Price surge and historical comparison
Goldman Sachs reports that basic chemical prices have soared over 60% within weeks, setting records for both speed and magnitude. In contrast, the 2022 European energy crisis was gradual and mainly affected natural gas, which accounts for only 10-15% of chemical production costs. The current crisis is a sudden shock directly impacting oil and naphtha—core feedstocks for the global petrochemical industry—which together represent about 70% of production costs. Using the 15th week after the conflict as a benchmark, the chemical contract price index shows double the increase and speed compared to the same period in 2022. Asia-Pacific is hit hardest, with about 70% of its chemical raw materials imported from the Middle East, far higher than Europe's 20%. The region is also the core production hub for global chemicals, accounting for roughly 65% of global output and 51% of manufacturing value-added.

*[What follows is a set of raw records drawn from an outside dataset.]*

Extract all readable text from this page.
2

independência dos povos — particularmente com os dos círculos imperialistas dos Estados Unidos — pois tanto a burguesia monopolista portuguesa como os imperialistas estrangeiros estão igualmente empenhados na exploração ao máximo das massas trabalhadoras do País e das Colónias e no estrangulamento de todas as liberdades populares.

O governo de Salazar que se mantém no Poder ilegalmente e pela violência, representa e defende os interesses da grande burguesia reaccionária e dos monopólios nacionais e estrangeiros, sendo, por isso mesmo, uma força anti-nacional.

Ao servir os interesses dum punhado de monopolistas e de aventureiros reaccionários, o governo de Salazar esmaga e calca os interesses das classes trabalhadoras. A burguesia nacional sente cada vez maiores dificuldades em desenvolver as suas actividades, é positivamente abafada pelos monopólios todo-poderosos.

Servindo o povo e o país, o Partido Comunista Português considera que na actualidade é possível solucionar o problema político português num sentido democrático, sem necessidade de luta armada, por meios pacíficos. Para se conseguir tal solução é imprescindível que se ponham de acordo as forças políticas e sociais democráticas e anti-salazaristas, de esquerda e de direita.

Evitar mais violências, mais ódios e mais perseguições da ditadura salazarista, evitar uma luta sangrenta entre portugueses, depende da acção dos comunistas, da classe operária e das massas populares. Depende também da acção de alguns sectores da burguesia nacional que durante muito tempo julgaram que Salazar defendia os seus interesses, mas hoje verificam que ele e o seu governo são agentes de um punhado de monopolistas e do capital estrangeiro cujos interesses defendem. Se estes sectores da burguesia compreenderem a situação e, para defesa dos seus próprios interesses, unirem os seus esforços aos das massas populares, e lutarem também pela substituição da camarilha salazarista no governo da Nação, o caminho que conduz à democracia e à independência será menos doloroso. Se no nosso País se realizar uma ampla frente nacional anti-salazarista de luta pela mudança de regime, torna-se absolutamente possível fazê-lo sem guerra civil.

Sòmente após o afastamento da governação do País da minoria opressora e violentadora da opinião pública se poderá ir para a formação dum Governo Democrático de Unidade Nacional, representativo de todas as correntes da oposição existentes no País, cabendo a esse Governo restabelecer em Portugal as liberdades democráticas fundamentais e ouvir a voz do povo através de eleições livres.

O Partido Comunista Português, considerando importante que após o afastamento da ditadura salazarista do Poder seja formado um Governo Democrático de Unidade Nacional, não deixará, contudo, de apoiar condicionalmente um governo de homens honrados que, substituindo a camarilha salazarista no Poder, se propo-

Supply-chain impact and recovery timeline

About 20% of global chemical supply is disrupted, with Asia and Europe already showing signs of profit erosion, production cuts, and demand decline. Many petrochemical plants have reduced operating rates to 50-60%, and some face shutdown risks as inventories run dry. The impact has spread from low-value sectors like textiles, packaging, and auto parts to construction and South Korea's semiconductor and memory chip manufacturing, which face shortages of critical chemical solvents—typically byproducts of basic chemical production that cannot be produced independently. Supply recovery will be prolonged. Goldman Sachs estimates that even if the Strait of Hormuz reopens immediately, raw materials will take about 140 days to reach Asian or European petrochemical crackers: 30 days for safe passage clearance, 30 days to clear shipping backlogs, 25 days to reschedule raw material transport, and 55 days to restart crackers and ramp up to full capacity. Physical chemical supply in Asia and Europe may not ease until Q3 2026, with further price upside risk.
What buyers should watch
From a cost perspective, the rise in petrochemical derivative prices will increase sales costs for U.S. and European companies by an average of about 11%, with furniture, medical aesthetics, and apparel sectors hit hardest. Consumer price impacts will lag by 6-12 months, peaking in Q3 or Q4 2026. Hong Kong investors should track two trends: energy stocks like CNOOC (0883) and PetroChina (0857) benefit from high oil prices, but manufacturers reliant on petrochemical raw materials—such as Sunny Optical (2382) and BYD Electronic (0285)—will face rising cost pressures and margin compression.